Un’altra voce di rilievo messa in campo in tale prospettiva della diffusione della idea teologica kantiana è quella di Hans Blumenberg, il quale aderisce, in sostanza, all’orizzonte storico-teologico di Barth, andando, però, a precisare che tali ragioni non andrebbero ricercate solo in ambito teologico, ma anche storico-politico (H. Blumenberg, La legittimità dell’età moderna, Genova, Ed. Marietti, 1992. Hans Blumenberg (1920-1996)). Alcune di tali ragioni sarebbero riconducibili alla Riforma che, in quanto tale, sarebbe peraltro piuttosto marginale, mentre nella concezione barthiana verrebbe a costituire il riferimento antagonista del nuovo indirizzo nei confronti dell’uomo alla continua ricerca dell’assoluto.

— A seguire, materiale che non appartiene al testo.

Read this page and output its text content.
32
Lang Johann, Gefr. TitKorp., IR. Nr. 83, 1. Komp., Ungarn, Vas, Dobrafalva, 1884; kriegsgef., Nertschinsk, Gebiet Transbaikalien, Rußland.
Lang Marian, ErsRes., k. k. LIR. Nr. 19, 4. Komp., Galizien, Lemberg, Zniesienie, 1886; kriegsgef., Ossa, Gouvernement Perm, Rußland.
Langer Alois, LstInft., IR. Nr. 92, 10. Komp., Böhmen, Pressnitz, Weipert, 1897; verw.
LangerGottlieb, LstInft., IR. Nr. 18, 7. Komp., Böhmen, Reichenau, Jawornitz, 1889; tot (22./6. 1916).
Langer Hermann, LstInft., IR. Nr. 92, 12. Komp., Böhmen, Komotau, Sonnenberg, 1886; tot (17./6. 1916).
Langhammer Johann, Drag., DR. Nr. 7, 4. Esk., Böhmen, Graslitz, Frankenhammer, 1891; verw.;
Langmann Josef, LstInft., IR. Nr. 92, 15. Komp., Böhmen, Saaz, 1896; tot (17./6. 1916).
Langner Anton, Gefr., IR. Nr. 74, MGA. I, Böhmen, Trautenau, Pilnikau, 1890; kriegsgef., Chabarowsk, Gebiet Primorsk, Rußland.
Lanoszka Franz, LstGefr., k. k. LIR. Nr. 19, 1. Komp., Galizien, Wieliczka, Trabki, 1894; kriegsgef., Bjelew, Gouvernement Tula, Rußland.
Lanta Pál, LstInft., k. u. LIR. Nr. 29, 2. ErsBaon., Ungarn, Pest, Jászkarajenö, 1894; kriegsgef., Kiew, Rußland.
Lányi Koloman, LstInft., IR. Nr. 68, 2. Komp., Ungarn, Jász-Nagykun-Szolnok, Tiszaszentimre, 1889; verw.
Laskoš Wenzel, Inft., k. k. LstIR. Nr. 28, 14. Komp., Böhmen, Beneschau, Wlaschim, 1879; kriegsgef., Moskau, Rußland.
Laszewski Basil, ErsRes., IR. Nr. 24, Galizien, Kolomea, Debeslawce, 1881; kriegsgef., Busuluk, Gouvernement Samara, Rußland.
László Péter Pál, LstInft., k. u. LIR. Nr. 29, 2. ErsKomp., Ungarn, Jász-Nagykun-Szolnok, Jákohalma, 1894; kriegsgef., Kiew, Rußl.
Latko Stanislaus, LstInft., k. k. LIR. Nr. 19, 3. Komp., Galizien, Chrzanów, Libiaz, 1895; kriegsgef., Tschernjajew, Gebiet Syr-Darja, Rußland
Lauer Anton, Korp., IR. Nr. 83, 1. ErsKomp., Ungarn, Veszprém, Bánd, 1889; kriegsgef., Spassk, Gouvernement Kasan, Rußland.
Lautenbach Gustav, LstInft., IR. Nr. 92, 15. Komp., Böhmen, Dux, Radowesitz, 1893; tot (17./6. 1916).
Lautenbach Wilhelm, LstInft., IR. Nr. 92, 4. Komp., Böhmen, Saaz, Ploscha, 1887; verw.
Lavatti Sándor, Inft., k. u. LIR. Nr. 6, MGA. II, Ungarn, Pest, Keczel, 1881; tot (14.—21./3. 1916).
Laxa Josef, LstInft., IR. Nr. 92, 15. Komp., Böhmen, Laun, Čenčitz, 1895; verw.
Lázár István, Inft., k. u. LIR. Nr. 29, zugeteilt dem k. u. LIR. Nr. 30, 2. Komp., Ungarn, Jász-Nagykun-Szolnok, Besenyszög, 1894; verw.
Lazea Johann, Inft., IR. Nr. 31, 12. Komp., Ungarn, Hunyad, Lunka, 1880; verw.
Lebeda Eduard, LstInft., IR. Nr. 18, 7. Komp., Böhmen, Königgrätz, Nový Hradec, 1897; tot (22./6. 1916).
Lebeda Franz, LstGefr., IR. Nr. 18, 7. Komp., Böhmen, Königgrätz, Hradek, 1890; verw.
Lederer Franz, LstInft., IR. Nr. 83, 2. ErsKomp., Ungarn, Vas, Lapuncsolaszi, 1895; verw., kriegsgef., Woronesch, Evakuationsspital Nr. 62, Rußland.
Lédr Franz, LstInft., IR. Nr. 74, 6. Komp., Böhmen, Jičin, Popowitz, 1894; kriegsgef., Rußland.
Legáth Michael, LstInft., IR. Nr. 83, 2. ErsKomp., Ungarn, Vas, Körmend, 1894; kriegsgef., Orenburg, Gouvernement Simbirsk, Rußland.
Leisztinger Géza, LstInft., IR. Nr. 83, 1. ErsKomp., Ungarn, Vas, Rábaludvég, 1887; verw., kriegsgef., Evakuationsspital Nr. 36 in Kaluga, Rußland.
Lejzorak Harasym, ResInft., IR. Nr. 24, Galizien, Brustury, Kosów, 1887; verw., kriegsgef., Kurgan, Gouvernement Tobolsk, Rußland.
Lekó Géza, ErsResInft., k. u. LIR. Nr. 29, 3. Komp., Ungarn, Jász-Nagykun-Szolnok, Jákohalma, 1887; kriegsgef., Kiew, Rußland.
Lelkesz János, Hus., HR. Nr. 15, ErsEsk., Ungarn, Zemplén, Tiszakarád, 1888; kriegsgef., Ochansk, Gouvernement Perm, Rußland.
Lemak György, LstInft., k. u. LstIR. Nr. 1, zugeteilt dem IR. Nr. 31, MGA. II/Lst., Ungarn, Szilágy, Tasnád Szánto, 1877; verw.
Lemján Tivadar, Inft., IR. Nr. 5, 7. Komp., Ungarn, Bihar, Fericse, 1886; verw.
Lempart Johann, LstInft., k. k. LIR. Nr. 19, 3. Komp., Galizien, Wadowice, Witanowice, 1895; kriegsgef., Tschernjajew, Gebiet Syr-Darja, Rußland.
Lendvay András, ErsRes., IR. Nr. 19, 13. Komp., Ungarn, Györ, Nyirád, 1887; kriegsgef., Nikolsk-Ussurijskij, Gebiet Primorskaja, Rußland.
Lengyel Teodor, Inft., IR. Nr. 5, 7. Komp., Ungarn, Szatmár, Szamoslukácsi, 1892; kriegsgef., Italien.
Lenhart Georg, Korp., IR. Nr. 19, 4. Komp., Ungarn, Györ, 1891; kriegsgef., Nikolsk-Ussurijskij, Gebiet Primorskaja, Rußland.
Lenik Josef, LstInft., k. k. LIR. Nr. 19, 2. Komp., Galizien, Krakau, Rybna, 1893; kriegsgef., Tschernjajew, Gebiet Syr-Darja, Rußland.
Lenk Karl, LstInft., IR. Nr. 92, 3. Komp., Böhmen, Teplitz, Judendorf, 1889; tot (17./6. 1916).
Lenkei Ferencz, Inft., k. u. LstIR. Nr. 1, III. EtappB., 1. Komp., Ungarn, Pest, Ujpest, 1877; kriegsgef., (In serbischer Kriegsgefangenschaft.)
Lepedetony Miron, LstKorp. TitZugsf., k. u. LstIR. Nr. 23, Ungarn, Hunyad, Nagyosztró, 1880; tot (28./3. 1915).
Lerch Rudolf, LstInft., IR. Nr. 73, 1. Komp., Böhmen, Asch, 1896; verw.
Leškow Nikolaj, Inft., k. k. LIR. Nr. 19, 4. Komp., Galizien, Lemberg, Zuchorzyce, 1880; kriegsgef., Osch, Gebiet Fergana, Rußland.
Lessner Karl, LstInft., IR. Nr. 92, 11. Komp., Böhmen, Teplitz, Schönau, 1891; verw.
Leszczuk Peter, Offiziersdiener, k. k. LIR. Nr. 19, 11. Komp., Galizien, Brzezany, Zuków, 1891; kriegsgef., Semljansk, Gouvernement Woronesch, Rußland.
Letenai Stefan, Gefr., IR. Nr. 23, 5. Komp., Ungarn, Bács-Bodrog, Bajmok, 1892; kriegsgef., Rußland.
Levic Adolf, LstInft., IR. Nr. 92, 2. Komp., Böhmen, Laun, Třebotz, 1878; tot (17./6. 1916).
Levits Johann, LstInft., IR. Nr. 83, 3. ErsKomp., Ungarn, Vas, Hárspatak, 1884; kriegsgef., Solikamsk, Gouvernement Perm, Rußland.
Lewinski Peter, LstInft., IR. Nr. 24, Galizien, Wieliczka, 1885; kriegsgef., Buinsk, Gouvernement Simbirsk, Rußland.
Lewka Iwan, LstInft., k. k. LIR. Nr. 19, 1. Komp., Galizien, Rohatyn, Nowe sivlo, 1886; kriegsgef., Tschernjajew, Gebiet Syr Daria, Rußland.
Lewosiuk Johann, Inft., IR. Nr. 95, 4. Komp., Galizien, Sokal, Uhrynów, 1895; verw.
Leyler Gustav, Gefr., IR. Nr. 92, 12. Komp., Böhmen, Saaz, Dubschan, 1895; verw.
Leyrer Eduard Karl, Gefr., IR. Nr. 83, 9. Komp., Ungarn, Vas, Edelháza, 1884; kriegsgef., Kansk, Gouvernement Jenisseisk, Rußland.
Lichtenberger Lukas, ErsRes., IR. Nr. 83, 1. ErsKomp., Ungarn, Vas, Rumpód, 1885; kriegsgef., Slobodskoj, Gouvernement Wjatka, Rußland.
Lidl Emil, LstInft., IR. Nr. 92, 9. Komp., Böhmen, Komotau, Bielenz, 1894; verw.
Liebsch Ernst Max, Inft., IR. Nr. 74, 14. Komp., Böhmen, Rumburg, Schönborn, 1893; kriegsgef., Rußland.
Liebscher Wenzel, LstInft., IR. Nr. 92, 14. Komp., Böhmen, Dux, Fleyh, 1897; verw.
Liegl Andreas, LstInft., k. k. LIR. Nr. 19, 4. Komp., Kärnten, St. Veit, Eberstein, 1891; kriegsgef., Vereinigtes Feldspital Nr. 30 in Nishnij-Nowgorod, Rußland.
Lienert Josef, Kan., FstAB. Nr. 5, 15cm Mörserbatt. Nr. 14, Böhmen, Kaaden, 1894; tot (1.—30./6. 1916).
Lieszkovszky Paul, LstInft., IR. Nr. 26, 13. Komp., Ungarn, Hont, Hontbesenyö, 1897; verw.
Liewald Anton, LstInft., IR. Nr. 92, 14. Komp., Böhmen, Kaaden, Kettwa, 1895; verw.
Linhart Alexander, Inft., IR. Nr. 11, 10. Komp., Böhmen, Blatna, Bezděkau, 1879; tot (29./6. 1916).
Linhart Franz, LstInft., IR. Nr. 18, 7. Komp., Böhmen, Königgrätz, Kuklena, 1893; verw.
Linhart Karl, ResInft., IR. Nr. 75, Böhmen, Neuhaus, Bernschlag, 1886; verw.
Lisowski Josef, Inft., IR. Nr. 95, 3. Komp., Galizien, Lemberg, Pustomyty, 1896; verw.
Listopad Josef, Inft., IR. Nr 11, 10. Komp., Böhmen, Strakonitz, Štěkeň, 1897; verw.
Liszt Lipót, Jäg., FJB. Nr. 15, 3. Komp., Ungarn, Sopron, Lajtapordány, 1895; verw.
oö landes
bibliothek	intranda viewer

L’efficienza della lettura kantiana sta però nell’aver giustificato quel giusto agire umano, in una corrispondenza tra moralità terrena (legge che è in noi) e dinamiche/leggi divine. Di tale cerniera tra legge e morale, che fa di quella una speranza per questa, in modo tale che la tesi con cui abbiamo aperto il saggio può anche essere espressa in questi termini: la religione è speranza per la vita morale, «Kant parla nella Vorrede del 1793 al Die Religion innerhalb der Grenzen der blossen Vernunft, ossia nel momento in cui intende giustificare il sorgere della sua trattazione religiosa, vera filosofia della religione, quando è già compiutamente in piedi la vita morale; e ne tratta in modo da riassumere il suo pensiero nell’espressione latina che pensa la religione di fronte alla morale come finis in consequentiam venies» (I. Mancini, Kant e la teologia, Città Castello, Tappini, 1975, pp. 94-95). Queste le parole di uno dei maggiori studiosi kantiani sul panorama europeo per descrivere il passaggio cruciale nell’indagine kantiana dalla filosofia alla teologia. Kant vuole chiarire il senso della frase latina, cioè il senso del nesso che passa tra religione e mondo dei fini, o meglio come la religione realizza il mondo dei fini. La vita morale risulta essere, in quest’ottica architettonico-sistemica, l’unico punto di contatto tra mondo dei fini e luce divina.